Шрифт:
И почти пропустил появление Маритт. В простом темном платье с коротким рукавом и бальной прическе, она сползла с коня, выскользнув из рук барона и бросилась внутрь лазарета. Он заторможенно наблюдал за всем этим, оставаясь в стороне от основных событий – в полумраке плаца. И слышал, как в прозрачном вечернем воздухе звонко разнесся напряженный женский голос:
– Свечи! Здесь недостаточно света, Жак. Вы собираетесь шариться в темноте? Нам понадобятся все три стола.
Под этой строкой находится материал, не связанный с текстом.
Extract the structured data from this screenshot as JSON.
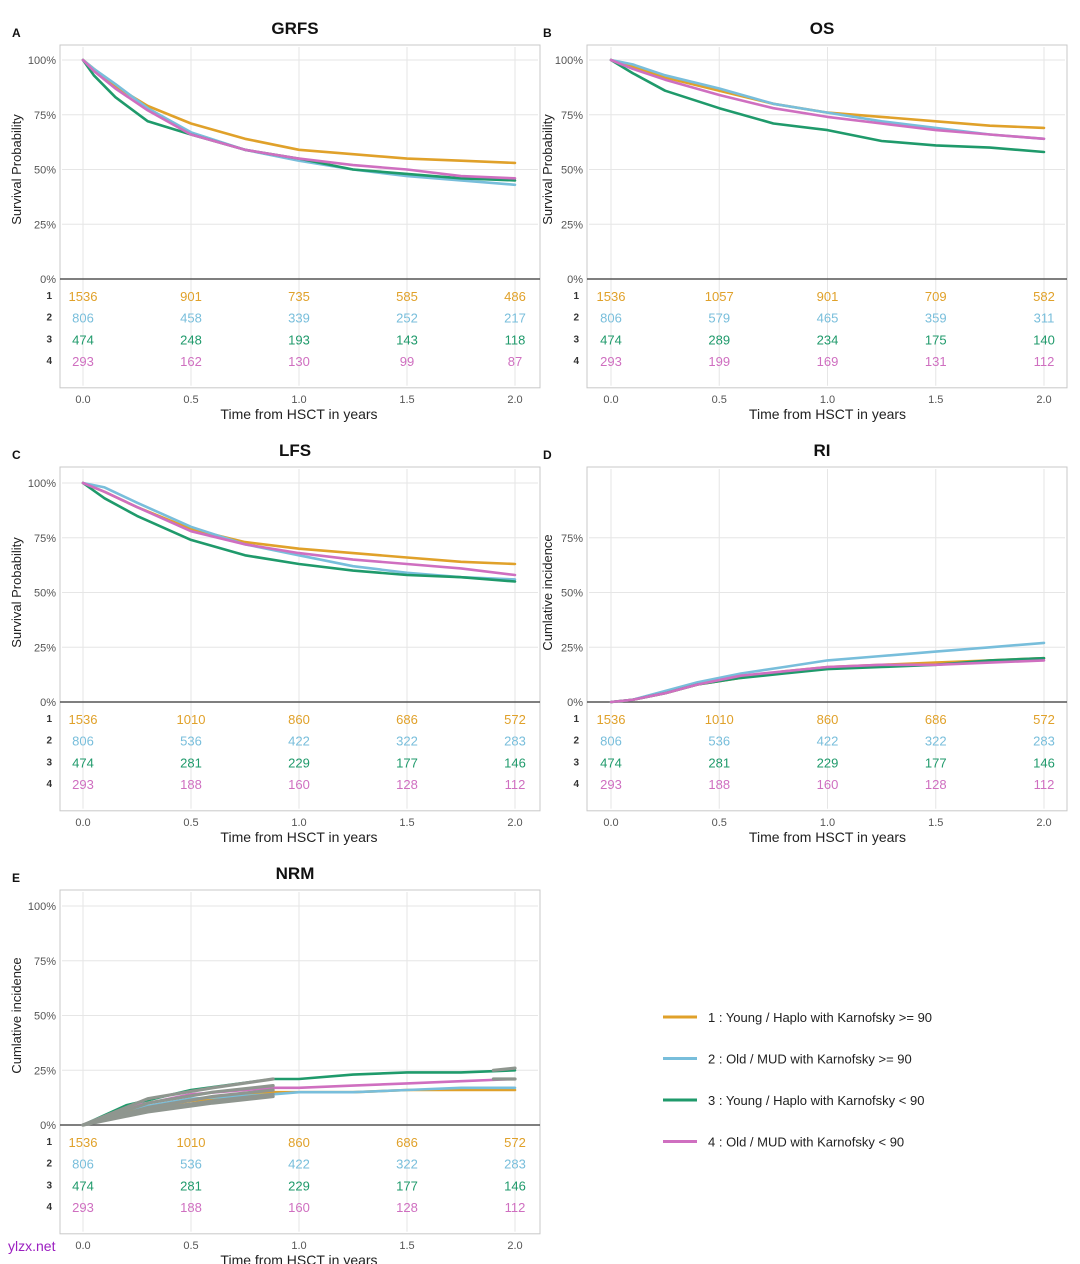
{
  "watermark": "ylzx.net",
  "colors": {
    "g1": "#e0a12a",
    "g2": "#78bedb",
    "g3": "#1f9a6b",
    "g4": "#cf6fc0",
    "gray": "#8f968f",
    "axis": "#444444",
    "grid": "#e6e6e6"
  },
  "legend": [
    {
      "id": "1",
      "label": "1 : Young / Haplo with Karnofsky >= 90"
    },
    {
      "id": "2",
      "label": "2 : Old / MUD with Karnofsky >= 90"
    },
    {
      "id": "3",
      "label": "3 : Young / Haplo with Karnofsky < 90"
    },
    {
      "id": "4",
      "label": "4 : Old / MUD with Karnofsky < 90"
    }
  ],
  "chart_data": [
    {
      "panel": "A",
      "title": "GRFS",
      "type": "line",
      "ylabel": "Survival Probability",
      "xlabel": "Time from HSCT in years",
      "xlim": [
        0,
        2
      ],
      "ylim": [
        0,
        100
      ],
      "xticks": [
        "0.0",
        "0.5",
        "1.0",
        "1.5",
        "2.0"
      ],
      "yticks": [
        "0%",
        "25%",
        "50%",
        "75%",
        "100%"
      ],
      "risk_x": [
        0,
        0.5,
        1.0,
        1.5,
        2.0
      ],
      "series": [
        {
          "name": "1",
          "x": [
            0,
            0.05,
            0.15,
            0.3,
            0.5,
            0.75,
            1.0,
            1.25,
            1.5,
            1.75,
            2.0
          ],
          "y": [
            100,
            96,
            88,
            79,
            71,
            64,
            59,
            57,
            55,
            54,
            53
          ],
          "risk": [
            1536,
            901,
            735,
            585,
            486
          ]
        },
        {
          "name": "2",
          "x": [
            0,
            0.05,
            0.15,
            0.3,
            0.5,
            0.75,
            1.0,
            1.25,
            1.5,
            1.75,
            2.0
          ],
          "y": [
            100,
            96,
            89,
            78,
            67,
            59,
            54,
            50,
            47,
            45,
            43
          ],
          "risk": [
            806,
            458,
            339,
            252,
            217
          ]
        },
        {
          "name": "3",
          "x": [
            0,
            0.05,
            0.15,
            0.3,
            0.5,
            0.75,
            1.0,
            1.25,
            1.5,
            1.75,
            2.0
          ],
          "y": [
            100,
            93,
            83,
            72,
            66,
            59,
            55,
            50,
            48,
            46,
            45
          ],
          "risk": [
            474,
            248,
            193,
            143,
            118
          ]
        },
        {
          "name": "4",
          "x": [
            0,
            0.05,
            0.15,
            0.3,
            0.5,
            0.75,
            1.0,
            1.25,
            1.5,
            1.75,
            2.0
          ],
          "y": [
            100,
            95,
            87,
            77,
            66,
            59,
            55,
            52,
            50,
            47,
            46
          ],
          "risk": [
            293,
            162,
            130,
            99,
            87
          ]
        }
      ]
    },
    {
      "panel": "B",
      "title": "OS",
      "type": "line",
      "ylabel": "Survival Probability",
      "xlabel": "Time from HSCT in years",
      "xlim": [
        0,
        2
      ],
      "ylim": [
        0,
        100
      ],
      "xticks": [
        "0.0",
        "0.5",
        "1.0",
        "1.5",
        "2.0"
      ],
      "yticks": [
        "0%",
        "25%",
        "50%",
        "75%",
        "100%"
      ],
      "risk_x": [
        0,
        0.5,
        1.0,
        1.5,
        2.0
      ],
      "series": [
        {
          "name": "1",
          "x": [
            0,
            0.1,
            0.25,
            0.5,
            0.75,
            1.0,
            1.25,
            1.5,
            1.75,
            2.0
          ],
          "y": [
            100,
            97,
            92,
            86,
            80,
            76,
            74,
            72,
            70,
            69
          ],
          "risk": [
            1536,
            1057,
            901,
            709,
            582
          ]
        },
        {
          "name": "2",
          "x": [
            0,
            0.1,
            0.25,
            0.5,
            0.75,
            1.0,
            1.25,
            1.5,
            1.75,
            2.0
          ],
          "y": [
            100,
            98,
            93,
            87,
            80,
            76,
            72,
            69,
            66,
            64
          ],
          "risk": [
            806,
            579,
            465,
            359,
            311
          ]
        },
        {
          "name": "3",
          "x": [
            0,
            0.1,
            0.25,
            0.5,
            0.75,
            1.0,
            1.25,
            1.5,
            1.75,
            2.0
          ],
          "y": [
            100,
            94,
            86,
            78,
            71,
            68,
            63,
            61,
            60,
            58
          ],
          "risk": [
            474,
            289,
            234,
            175,
            140
          ]
        },
        {
          "name": "4",
          "x": [
            0,
            0.1,
            0.25,
            0.5,
            0.75,
            1.0,
            1.25,
            1.5,
            1.75,
            2.0
          ],
          "y": [
            100,
            96,
            91,
            84,
            78,
            74,
            71,
            68,
            66,
            64
          ],
          "risk": [
            293,
            199,
            169,
            131,
            112
          ]
        }
      ]
    },
    {
      "panel": "C",
      "title": "LFS",
      "type": "line",
      "ylabel": "Survival Probability",
      "xlabel": "Time from HSCT in years",
      "xlim": [
        0,
        2
      ],
      "ylim": [
        0,
        100
      ],
      "xticks": [
        "0.0",
        "0.5",
        "1.0",
        "1.5",
        "2.0"
      ],
      "yticks": [
        "0%",
        "25%",
        "50%",
        "75%",
        "100%"
      ],
      "risk_x": [
        0,
        0.5,
        1.0,
        1.5,
        2.0
      ],
      "series": [
        {
          "name": "1",
          "x": [
            0,
            0.1,
            0.25,
            0.5,
            0.75,
            1.0,
            1.25,
            1.5,
            1.75,
            2.0
          ],
          "y": [
            100,
            96,
            89,
            79,
            73,
            70,
            68,
            66,
            64,
            63
          ],
          "risk": [
            1536,
            1010,
            860,
            686,
            572
          ]
        },
        {
          "name": "2",
          "x": [
            0,
            0.1,
            0.25,
            0.5,
            0.75,
            1.0,
            1.25,
            1.5,
            1.75,
            2.0
          ],
          "y": [
            100,
            98,
            91,
            80,
            72,
            67,
            62,
            59,
            57,
            56
          ],
          "risk": [
            806,
            536,
            422,
            322,
            283
          ]
        },
        {
          "name": "3",
          "x": [
            0,
            0.1,
            0.25,
            0.5,
            0.75,
            1.0,
            1.25,
            1.5,
            1.75,
            2.0
          ],
          "y": [
            100,
            93,
            85,
            74,
            67,
            63,
            60,
            58,
            57,
            55
          ],
          "risk": [
            474,
            281,
            229,
            177,
            146
          ]
        },
        {
          "name": "4",
          "x": [
            0,
            0.1,
            0.25,
            0.5,
            0.75,
            1.0,
            1.25,
            1.5,
            1.75,
            2.0
          ],
          "y": [
            100,
            96,
            89,
            78,
            72,
            68,
            65,
            63,
            61,
            58
          ],
          "risk": [
            293,
            188,
            160,
            128,
            112
          ]
        }
      ]
    },
    {
      "panel": "D",
      "title": "RI",
      "type": "line",
      "ylabel": "Cumlative incidence",
      "xlabel": "Time from HSCT in years",
      "xlim": [
        0,
        2
      ],
      "ylim": [
        0,
        100
      ],
      "xticks": [
        "0.0",
        "0.5",
        "1.0",
        "1.5",
        "2.0"
      ],
      "yticks": [
        "0%",
        "25%",
        "50%",
        "75%"
      ],
      "risk_x": [
        0,
        0.5,
        1.0,
        1.5,
        2.0
      ],
      "series": [
        {
          "name": "1",
          "x": [
            0,
            0.1,
            0.25,
            0.4,
            0.6,
            0.8,
            1.0,
            1.25,
            1.5,
            1.75,
            2.0
          ],
          "y": [
            0,
            1,
            4,
            8,
            11,
            14,
            16,
            17,
            18,
            19,
            20
          ],
          "risk": [
            1536,
            1010,
            860,
            686,
            572
          ]
        },
        {
          "name": "2",
          "x": [
            0,
            0.1,
            0.25,
            0.4,
            0.6,
            0.8,
            1.0,
            1.25,
            1.5,
            1.75,
            2.0
          ],
          "y": [
            0,
            1,
            5,
            9,
            13,
            16,
            19,
            21,
            23,
            25,
            27
          ],
          "risk": [
            806,
            536,
            422,
            322,
            283
          ]
        },
        {
          "name": "3",
          "x": [
            0,
            0.1,
            0.25,
            0.4,
            0.6,
            0.8,
            1.0,
            1.25,
            1.5,
            1.75,
            2.0
          ],
          "y": [
            0,
            1,
            4,
            8,
            11,
            13,
            15,
            16,
            17,
            19,
            20
          ],
          "risk": [
            474,
            281,
            229,
            177,
            146
          ]
        },
        {
          "name": "4",
          "x": [
            0,
            0.1,
            0.25,
            0.4,
            0.6,
            0.8,
            1.0,
            1.25,
            1.5,
            1.75,
            2.0
          ],
          "y": [
            0,
            1,
            4,
            8,
            12,
            14,
            16,
            17,
            17,
            18,
            19
          ],
          "risk": [
            293,
            188,
            160,
            128,
            112
          ]
        }
      ]
    },
    {
      "panel": "E",
      "title": "NRM",
      "type": "line",
      "ylabel": "Cumlative incidence",
      "xlabel": "Time from HSCT in years",
      "xlim": [
        0,
        2
      ],
      "ylim": [
        0,
        100
      ],
      "xticks": [
        "0.0",
        "0.5",
        "1.0",
        "1.5",
        "2.0"
      ],
      "yticks": [
        "0%",
        "25%",
        "50%",
        "75%",
        "100%"
      ],
      "risk_x": [
        0,
        0.5,
        1.0,
        1.5,
        2.0
      ],
      "series": [
        {
          "name": "1",
          "x": [
            0,
            0.2,
            0.5,
            0.88,
            1.0,
            1.25,
            1.5,
            1.75,
            2.0
          ],
          "y": [
            0,
            6,
            11,
            15,
            15,
            15,
            16,
            16,
            16
          ],
          "risk": [
            1536,
            1010,
            860,
            686,
            572
          ]
        },
        {
          "name": "2",
          "x": [
            0,
            0.2,
            0.5,
            0.88,
            1.0,
            1.25,
            1.5,
            1.75,
            2.0
          ],
          "y": [
            0,
            7,
            12,
            14,
            15,
            15,
            16,
            17,
            17
          ],
          "risk": [
            806,
            536,
            422,
            322,
            283
          ]
        },
        {
          "name": "3",
          "x": [
            0,
            0.2,
            0.5,
            0.88,
            1.0,
            1.25,
            1.5,
            1.75,
            2.0
          ],
          "y": [
            0,
            9,
            16,
            21,
            21,
            23,
            24,
            24,
            25
          ],
          "risk": [
            474,
            281,
            229,
            177,
            146
          ]
        },
        {
          "name": "4",
          "x": [
            0,
            0.2,
            0.5,
            0.88,
            1.0,
            1.25,
            1.5,
            1.75,
            2.0
          ],
          "y": [
            0,
            8,
            14,
            17,
            17,
            18,
            19,
            20,
            21
          ],
          "risk": [
            293,
            188,
            160,
            128,
            112
          ]
        }
      ],
      "overlay_gray": [
        {
          "x": [
            0,
            0.3,
            0.6,
            0.88
          ],
          "y": [
            0,
            12,
            17,
            21
          ]
        },
        {
          "x": [
            0,
            0.3,
            0.6,
            0.88
          ],
          "y": [
            0,
            10,
            15,
            18
          ]
        },
        {
          "x": [
            0,
            0.3,
            0.6,
            0.88
          ],
          "y": [
            0,
            8,
            13,
            16
          ]
        },
        {
          "x": [
            0,
            0.3,
            0.6,
            0.88
          ],
          "y": [
            0,
            7,
            11,
            14
          ]
        },
        {
          "x": [
            0,
            0.3,
            0.6,
            0.88
          ],
          "y": [
            0,
            6,
            10,
            13
          ]
        },
        {
          "x": [
            1.9,
            2.0
          ],
          "y": [
            21,
            21
          ]
        },
        {
          "x": [
            1.9,
            2.0
          ],
          "y": [
            25,
            26
          ]
        }
      ]
    }
  ]
}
– Де Фиенн? Доставить сюда шандалы из бального зала, - коротко приказал маркиз, - десяток пятисвечников. Исполнять немедленно.
Адъютант в свою очередь исчез в подступающей темноте и вскоре раздался быстро удаляющийся стук копыт.
– Пройдемте ближе, - скомандовал маркиз и, будто зачарованный, двинулся к лазарету.
Там царила суета… Два молодых солдата освобождали раненых от одежды, просто срезая её и сбрасывая на пол. Баронесса и двое мужчин мыли руки, производя непонятные манипуляции. На расстоянии казалось, что они полируют ногти, но потом стало понятно…
– Мари, Гаррель принёс твердое мыло… лепестки жасмина и еще какая-то…
– Это все очень мило, Жак, - согласилась баронесса, - но в составе мыла есть жир. Он забьет поры на руках… а щелок сушит – да. Но он выедает из этих пор всю нечисть… Люк, где фартуки?
А дальше она развернулась к столам и последовал короткий эмоциональный возглас на незнакомом языке. По силе чувства, с каким было сказано, маркиз сильно подозревал, что это ругательство. Он не разобрал его за громкими стонами и даже криками раненных, но потом баронесса громко произнесла: - Ну вот… накаркала, ворона. Что у нас, Жак?
– Мертвое тело. Еще ранение в грудину, живот и плечо… рваная рана плеча и спины - вскользь, и осколок в колене.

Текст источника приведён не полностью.